On Monday 2 September, the Far Right party, Alternative für Deutschland (AfD) won its strongest ever result in regional elections in eastern Germany, coming in a close second behind the major parties in the ruling coalition. In Brandenburg, the party doubled its share of the vote and almost tripled it in Saxony.
Some have rejoiced that the AfD did not grow as much as polls had predicted, falling short of becoming the top party in Saxony, but this point of view is delusional. The party continues to grow from strength to strength on a nationalist platform of racist exclusion that has targeted Muslims, migrants and foreigners – and is now the second strongest political force in Germany’s state parliaments.
In the words of Ines Pohl, chief editor of Deutsche Welle, “These results have brutally demonstrated to political leaders that something is going awry in the country, and they must look and listen more closely to what drives voters into the arms of populists.”
Yet this is precisely what Merkel and her coalition have failed to do. According to German sociologist Oliver Nachtwey, the German economy is far from stable. Since 2000, Germany’s average growth rate has declined to a tepid 2% compared to the 1960s boom era of 5%. Neoliberalism has seen a third of workers experience increasing levels of insecurity, temporary contracts and reduced rights. Now a fifth of the workforce is employed in the low-wage sector, earning less than 60% of the median wage, very close to the official poverty line.

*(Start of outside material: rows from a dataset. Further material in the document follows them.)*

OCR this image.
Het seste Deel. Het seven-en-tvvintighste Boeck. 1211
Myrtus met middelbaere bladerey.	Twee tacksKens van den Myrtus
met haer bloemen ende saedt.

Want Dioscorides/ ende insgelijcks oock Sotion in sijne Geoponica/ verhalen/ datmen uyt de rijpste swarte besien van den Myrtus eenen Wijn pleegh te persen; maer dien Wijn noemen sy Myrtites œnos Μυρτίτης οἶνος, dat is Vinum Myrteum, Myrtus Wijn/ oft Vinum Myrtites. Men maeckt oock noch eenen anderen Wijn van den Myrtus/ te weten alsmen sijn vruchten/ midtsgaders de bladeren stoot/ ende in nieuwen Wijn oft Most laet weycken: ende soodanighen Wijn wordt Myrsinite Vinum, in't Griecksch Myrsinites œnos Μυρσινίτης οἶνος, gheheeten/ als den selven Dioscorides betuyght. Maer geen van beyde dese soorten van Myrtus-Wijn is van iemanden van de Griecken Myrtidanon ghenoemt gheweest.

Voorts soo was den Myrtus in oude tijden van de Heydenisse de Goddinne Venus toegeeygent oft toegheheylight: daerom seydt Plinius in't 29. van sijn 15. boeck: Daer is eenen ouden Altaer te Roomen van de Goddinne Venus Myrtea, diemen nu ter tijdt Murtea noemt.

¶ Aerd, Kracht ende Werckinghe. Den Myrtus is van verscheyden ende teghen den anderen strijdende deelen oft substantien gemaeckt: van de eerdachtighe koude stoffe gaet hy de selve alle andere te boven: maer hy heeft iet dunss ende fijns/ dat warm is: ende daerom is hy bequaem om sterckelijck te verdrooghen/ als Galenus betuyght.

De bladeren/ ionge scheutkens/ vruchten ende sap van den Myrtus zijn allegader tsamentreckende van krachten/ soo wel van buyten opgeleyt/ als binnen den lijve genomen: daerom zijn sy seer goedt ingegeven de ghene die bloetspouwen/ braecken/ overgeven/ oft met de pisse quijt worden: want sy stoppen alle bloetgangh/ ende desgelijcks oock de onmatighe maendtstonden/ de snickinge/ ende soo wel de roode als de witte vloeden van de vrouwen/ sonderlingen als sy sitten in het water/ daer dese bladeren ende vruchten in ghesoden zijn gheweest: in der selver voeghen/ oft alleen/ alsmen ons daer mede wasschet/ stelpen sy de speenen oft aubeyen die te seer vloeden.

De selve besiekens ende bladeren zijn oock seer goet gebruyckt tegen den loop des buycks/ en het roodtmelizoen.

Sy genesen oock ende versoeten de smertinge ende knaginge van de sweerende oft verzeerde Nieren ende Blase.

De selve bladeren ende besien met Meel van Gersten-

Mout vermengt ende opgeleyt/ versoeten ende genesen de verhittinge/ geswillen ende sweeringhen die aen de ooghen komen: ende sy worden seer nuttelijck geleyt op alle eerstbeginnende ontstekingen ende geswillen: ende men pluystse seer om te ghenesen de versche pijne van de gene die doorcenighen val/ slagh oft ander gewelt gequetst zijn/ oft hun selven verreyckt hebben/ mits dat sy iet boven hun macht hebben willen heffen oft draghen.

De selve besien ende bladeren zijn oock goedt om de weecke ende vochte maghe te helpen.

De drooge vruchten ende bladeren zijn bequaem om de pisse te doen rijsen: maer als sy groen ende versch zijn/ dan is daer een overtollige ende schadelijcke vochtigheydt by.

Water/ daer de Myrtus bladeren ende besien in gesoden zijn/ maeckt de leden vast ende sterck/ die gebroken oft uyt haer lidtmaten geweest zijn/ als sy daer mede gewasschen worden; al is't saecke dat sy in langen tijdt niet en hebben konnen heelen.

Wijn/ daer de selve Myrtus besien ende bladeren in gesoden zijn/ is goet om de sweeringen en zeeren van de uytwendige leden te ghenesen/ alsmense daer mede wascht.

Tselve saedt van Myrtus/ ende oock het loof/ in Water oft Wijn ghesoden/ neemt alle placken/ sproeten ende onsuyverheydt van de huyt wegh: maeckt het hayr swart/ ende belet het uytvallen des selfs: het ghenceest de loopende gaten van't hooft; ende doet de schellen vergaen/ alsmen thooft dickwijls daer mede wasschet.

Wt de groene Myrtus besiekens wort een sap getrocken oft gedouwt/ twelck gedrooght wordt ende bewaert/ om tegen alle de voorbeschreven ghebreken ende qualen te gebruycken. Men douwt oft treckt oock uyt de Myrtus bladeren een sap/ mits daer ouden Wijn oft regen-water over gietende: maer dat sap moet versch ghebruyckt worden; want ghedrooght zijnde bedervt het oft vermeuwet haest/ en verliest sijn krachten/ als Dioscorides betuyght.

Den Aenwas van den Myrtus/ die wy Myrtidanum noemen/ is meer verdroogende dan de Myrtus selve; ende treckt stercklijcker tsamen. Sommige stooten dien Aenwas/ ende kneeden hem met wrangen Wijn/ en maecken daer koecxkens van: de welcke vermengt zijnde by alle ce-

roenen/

The result is that more workers than ever before are simply struggling to make ends meet. And as purchasing power has declined, Merkel’s policies of austerity – reducing budget deficits by slashing spending on public services and hiking taxes – have boosted unemployment and heightened the sense of downward mobility many workers are currently experiencing.
On Merkel’s watch, Germany has had two successive quarters of economic contraction, and industrial output has dropped more than 5%. The automotive sector, which accounts for over one in nine jobs in Germany, faces decimation from the combination of both Brexit and the escalating US-China trade war.
It is within the cracks of this system that the Far Right have been able to fester, pointing at the influx of refugees as a threat to jobs. This is in spite of data evidence which shows that Germany is experiencing a major labour shortage, which only migrants can solve without really undermining German jobs.
The AfD has leveraged these anxieties using powerful ‘us versus them’ messaging. They focus on the jobless. They focus on the “have-nots.” They focus on those left behind.
Trust in the political institutions of Western democracies is in free-fall precisely because electorates are realising that their traditional voting efforts have not produced meaningful changes in policy that improve their lives.
Dr. Saqib Qureshi
Senior business strategist and expert on democratic policy development
The state elections therefore mark a turning point. Germany, Europe’s biggest economy, could well be the first major industrial power to fall in a global recession, triggering a Far Right victory that could have a domino effect across the EU.
Yet Merkel’s response is telling. Her ruling coalition has doubled down on a campaign platform calling for better education, transport and other public services – the very services her own government has squeezed. As such, the tone deaf messaging is increasingly failing to resonate with voters.
As I warn in my forthcoming book, ‘The Broken Contract,’ trust in the political institutions of Western democracies is in free-fall precisely because electorates are realising that their traditional voting efforts have not produced meaningful changes in policy that improve their lives. This is driving them to ‘enforce’ accountability by turning to a dangerous new politics of extremism and demagoguery.
But the truth is that as alarming as these developments are, the path forward is fairly simple. Yet, it requires Merkel and political leaders across the EU to first acknowledge that the old ways of doing things have failed. Having acknowledged this, the core of the problem must be faced head-on: the insular, bureaucratic establishment structures of power are proving too brittle to respond to complex global challenges, and that is because they aren’t designed to.
We don’t need more austerity-driven privatisation. What EU leaders should focus on is a crash programme of internal reforms to introduce more efficiency, agility, transparency and accountability. Many such practices can be adapted from the private sector, where if you waste money or perform poorly, heads roll immediately. More broadly, EU institutions need to be more representative and participatory, directly engaging with and empowering citizens in internal accountability processes.
We cannot defeat the demagogues simply by demonising them. The Far Right will only be defeated when we realise that democracy is in a crisis of our own making, which we can solve by making our democracies truly fit for purpose.